Écrire sur la vie de mon cher oncle prendrait toute une vie…

Son humilité

Toute la famille de mon oncle allait venir nous rendre visite à Butare, dans notre petite maison de quatre chambres. Mes parents étaient alors très enthousiastes; tout devait être parfait : la nourriture, la propreté dans la maison, l’hébergement, les endroits à visiter…Ma mère avait sorti sa « superbe » lingerie : les nappes pour la décoration, son plus beau couvre-lit tout blanc car mon oncle et ma tante allaient dormir dans la chambre de mes parents. Je me demandais pourquoi ils en faisaient tant alors que ce n’était que le frère avec sa famille qui venait rendre visite à son frère qui est mon père.

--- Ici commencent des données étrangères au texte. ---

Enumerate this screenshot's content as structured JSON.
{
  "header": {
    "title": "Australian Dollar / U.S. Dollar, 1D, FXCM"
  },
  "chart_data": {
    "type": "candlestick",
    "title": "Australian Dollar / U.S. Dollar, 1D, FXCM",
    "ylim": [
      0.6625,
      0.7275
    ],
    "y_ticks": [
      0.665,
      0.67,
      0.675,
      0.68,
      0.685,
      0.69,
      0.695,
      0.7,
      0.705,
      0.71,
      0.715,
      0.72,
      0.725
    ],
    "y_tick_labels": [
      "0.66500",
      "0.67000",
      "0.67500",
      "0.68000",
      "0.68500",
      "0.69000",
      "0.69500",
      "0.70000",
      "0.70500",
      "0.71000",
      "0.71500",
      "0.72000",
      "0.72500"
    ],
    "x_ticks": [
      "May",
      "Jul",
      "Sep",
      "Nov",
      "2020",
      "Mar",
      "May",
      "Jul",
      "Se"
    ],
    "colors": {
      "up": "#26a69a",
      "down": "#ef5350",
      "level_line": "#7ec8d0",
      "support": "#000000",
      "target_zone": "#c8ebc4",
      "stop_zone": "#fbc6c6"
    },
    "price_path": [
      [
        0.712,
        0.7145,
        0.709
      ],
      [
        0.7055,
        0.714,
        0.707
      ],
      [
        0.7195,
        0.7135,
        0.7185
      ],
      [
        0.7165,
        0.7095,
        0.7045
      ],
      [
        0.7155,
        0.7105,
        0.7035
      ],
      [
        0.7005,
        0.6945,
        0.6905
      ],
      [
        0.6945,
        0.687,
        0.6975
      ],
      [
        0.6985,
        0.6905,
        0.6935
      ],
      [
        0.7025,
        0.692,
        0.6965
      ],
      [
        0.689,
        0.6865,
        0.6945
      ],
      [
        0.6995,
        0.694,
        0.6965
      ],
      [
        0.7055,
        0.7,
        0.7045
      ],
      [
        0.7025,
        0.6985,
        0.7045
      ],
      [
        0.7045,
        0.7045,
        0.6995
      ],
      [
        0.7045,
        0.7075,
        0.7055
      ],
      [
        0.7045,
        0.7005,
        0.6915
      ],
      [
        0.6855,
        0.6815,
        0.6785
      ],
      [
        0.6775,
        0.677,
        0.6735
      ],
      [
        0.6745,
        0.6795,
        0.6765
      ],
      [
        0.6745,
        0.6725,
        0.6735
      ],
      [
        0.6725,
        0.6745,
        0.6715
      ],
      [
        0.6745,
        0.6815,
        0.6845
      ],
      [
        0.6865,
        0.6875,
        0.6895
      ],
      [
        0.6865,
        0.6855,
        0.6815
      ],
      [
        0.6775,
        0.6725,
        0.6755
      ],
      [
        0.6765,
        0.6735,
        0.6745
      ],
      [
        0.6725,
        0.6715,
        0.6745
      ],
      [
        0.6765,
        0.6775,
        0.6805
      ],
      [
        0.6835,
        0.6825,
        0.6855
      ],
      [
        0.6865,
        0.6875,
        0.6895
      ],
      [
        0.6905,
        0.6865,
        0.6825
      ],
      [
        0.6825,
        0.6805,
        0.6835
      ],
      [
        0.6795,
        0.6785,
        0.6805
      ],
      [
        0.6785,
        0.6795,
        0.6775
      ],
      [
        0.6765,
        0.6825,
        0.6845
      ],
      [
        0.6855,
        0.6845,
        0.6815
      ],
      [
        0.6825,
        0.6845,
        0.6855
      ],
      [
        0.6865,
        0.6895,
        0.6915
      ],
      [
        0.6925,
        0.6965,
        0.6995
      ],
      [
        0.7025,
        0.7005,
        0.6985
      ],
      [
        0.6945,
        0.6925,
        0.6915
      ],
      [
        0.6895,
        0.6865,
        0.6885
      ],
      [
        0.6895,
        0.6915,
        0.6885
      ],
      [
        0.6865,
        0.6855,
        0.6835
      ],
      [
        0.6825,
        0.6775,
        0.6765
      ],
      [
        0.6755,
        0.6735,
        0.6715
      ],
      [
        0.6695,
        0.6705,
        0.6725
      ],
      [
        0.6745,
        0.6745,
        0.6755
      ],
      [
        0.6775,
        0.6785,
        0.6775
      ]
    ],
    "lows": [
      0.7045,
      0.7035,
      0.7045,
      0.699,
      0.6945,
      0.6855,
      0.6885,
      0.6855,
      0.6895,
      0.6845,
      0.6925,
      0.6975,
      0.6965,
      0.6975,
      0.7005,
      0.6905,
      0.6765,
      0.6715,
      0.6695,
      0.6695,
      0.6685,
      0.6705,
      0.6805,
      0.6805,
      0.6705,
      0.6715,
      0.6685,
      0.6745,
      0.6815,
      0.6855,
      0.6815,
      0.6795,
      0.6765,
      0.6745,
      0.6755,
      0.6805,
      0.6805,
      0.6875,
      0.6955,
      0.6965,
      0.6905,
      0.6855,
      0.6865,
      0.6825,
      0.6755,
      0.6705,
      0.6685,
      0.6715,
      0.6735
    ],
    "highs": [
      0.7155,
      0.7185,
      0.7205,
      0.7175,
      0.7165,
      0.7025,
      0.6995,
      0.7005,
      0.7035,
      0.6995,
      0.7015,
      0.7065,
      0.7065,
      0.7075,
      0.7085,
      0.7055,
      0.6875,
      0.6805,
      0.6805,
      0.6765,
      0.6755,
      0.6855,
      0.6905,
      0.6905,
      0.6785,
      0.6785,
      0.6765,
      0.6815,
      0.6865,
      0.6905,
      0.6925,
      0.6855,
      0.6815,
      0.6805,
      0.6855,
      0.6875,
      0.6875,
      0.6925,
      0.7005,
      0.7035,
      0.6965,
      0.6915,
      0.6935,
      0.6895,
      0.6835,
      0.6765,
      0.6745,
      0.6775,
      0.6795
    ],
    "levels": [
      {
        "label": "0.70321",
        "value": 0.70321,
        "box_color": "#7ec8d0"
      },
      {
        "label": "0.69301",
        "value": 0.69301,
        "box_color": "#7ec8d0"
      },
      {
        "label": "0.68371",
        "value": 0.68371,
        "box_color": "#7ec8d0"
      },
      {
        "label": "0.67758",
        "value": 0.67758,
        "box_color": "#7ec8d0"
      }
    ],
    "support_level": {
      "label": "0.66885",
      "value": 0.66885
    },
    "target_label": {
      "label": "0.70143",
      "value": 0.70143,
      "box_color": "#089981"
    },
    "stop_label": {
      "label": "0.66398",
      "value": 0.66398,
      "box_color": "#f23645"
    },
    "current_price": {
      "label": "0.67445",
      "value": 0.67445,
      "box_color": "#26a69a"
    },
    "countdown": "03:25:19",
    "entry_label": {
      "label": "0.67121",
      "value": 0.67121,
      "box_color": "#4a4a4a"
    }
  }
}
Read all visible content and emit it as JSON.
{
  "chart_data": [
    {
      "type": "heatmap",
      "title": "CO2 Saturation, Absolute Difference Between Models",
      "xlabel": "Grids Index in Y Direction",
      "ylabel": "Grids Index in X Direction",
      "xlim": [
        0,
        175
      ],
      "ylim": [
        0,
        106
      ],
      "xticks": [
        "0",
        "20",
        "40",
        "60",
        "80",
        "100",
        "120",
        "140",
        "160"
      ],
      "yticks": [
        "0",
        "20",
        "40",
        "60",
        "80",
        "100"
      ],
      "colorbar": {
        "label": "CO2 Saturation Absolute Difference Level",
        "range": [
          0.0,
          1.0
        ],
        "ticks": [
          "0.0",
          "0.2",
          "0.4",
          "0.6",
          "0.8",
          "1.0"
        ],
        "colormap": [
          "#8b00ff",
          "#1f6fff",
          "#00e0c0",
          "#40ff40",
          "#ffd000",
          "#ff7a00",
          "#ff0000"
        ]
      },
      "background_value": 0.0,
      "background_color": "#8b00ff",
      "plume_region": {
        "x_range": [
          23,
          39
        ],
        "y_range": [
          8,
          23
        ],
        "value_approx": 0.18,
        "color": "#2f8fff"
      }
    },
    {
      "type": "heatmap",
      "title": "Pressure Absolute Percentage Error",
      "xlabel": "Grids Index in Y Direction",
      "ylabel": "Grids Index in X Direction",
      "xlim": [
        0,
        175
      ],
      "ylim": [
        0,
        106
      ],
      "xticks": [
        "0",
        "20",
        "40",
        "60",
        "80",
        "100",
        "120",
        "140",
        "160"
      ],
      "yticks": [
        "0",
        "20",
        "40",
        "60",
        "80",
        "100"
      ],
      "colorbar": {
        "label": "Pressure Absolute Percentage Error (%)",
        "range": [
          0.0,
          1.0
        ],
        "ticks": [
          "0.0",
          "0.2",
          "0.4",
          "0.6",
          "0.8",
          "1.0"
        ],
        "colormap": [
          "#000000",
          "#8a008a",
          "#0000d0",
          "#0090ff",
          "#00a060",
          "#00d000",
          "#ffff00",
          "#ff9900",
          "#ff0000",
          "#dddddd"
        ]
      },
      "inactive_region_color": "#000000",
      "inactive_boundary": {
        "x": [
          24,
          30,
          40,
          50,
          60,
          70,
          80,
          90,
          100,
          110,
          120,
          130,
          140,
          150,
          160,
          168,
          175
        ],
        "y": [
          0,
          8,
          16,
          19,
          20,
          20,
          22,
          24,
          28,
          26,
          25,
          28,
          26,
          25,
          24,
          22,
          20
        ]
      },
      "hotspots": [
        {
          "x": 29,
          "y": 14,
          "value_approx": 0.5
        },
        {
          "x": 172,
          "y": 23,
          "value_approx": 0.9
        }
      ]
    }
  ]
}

Mon père nous avait assis ensemble, mes 5 frères et sœurs et moi, nous interdisant catégoriquement de ne répéter à quiconque de nos camarades de cette visite spéciale car nous devions rester humbles à l’image de mon oncle.

Ils sont enfin arrivés, le samedi. C’était alors une folle joie, quatre parents et quatorze enfants dans cette petite maison. Mon père avait demandé à notre bon voisin de nous prêter quelques chambres dans sa maison car nous n’avions pas assez de places pour dormir. Nous avons passé une excellente soirée en famille.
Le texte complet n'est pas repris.